Two search buttons near the top of the page provide search functionality. The Search Compound/Pathway/GO-Term button lets you type in the name of any compound, pathway or GO term. The Search Gene/Protein button lets you search for genes or proteins by name or accession. Because genes and proteins are organism-specific, you must first specify which organism to query. In either case, use the auto-complete functionality to select the desired target. The Find button will identify all base panels that include the target. If there is just one, it will be opened automatically. If there are multiple such base panels, they will be listed. Select a panel to open it. The relevant colored box(es) will by highlighted with a dark border.

Understanding the Results

It is important to interpret the displays in the appropriate context. Most organism databases will have received little to no curation, so the results are highly dependent on the quality of the genome annotation and the accuracy of the pathway prediction process. You can get a rough assessment of the quality of a database by clicking on the button to Show Organism Versions and Summary Data. This table will indicate the tier, which is a measure of the curation level of each database (Tier 1: highly curated, Tier 2: moderately curated, Tier 3: uncurated), and give statistics on the number of genes with known or predicted molecular function (an indication of annotation quality); the numbers of genes, pathways, and transport reactions with experimental evidence; and the total number of GO term annotations. Organisms with very few GO annotations will likely have little to no representation in any of the non-metabolic panels (if none of the selected organisms have GO annotations relevant to the non-metabolic panels, then these panels will be omitted from the display).
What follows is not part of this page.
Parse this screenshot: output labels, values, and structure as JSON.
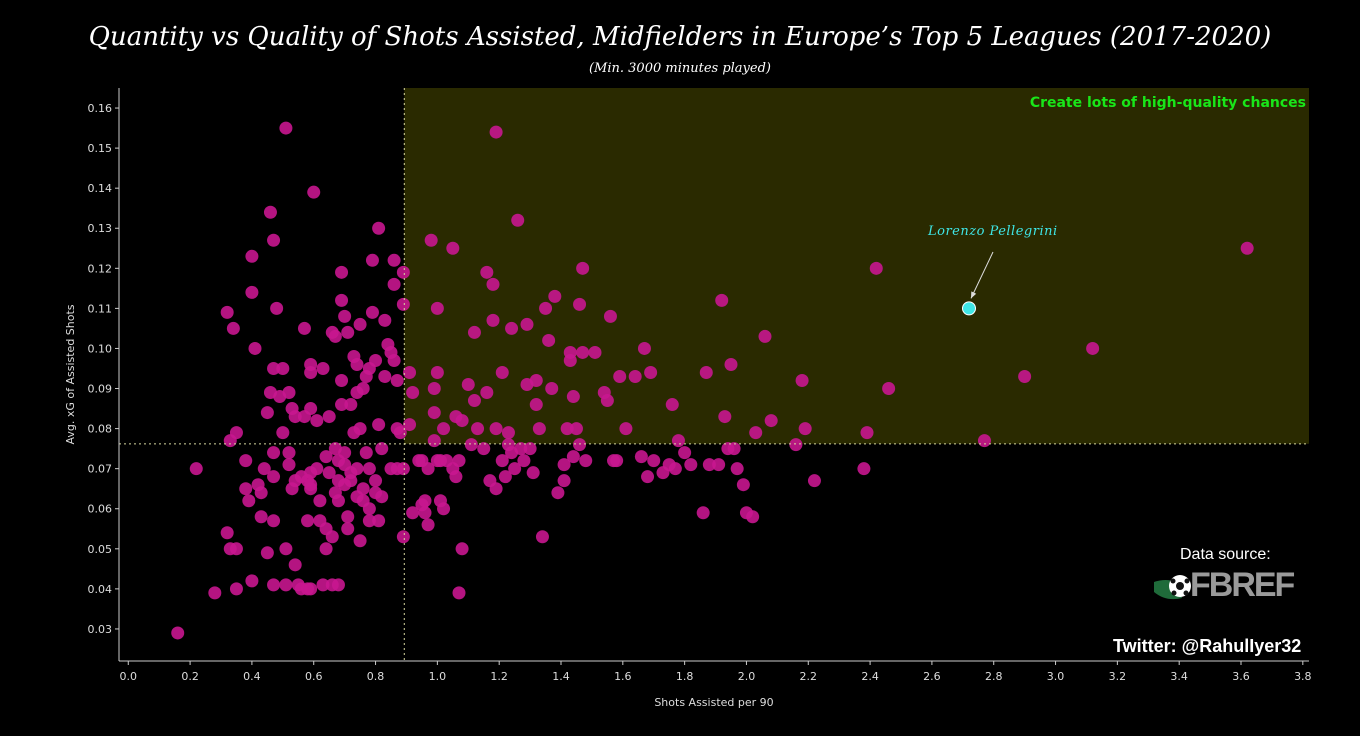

Whether a particular compound is indicated as synthesized or degraded by an organism in the pathway-based panels depends on whether or not a corresponding pathway is predicted to be present in that organism. Accurate pathway prediction requires that the enzymes be correctly annotated in the genome and assigned to the correct reactions, that the relevant pathway be present in MetaCyc at the time the pathway prediction algorithm was run, and (if there are one or more missing enzymes) that the pathway prediction algorithm correctly assesses the likelihood that the pathway is present. Unfortunately, all of these steps introduce potential sources of error. Before drawing definitive conclusions about a particular metabolite, it is recommended that users follow the link to Show pathway comparison in separate tab from the tooltip that appears when you hover over a compound name. This page will indicate which reactions in the pathway have assigned enzymes and genes, and will show the name with which the enzymes were annotated. If an enzyme assignment is supported by experimental evidence, that will be indicated by a flask icon. If an organism lacks an assigned enzyme for a particular step, the software also checks to see if it has an ortholog to any of the enzymes from the other selected organisms (this is done only if orthologs have been computed between the organisms -- not all organisms have had orthologs computed). Ideally, this detailed comparison page should provide enough information to determine whether differences in pathway predictions are based on actual biological differences or are more likely to be an artifact of variation in annotation or pathway prediction.

Dashboard results can change as either the underlying databases are edited, or reactome and pathway predictions change (either due to new or changed pathways in MetaCyc, or due to algorithmic refinements). When citing dashboard results, be sure to indicate the version number both of the individual organism databases and of Pathway Tools (this information is all listed in the Show Organism Versions and Summary Data dialog).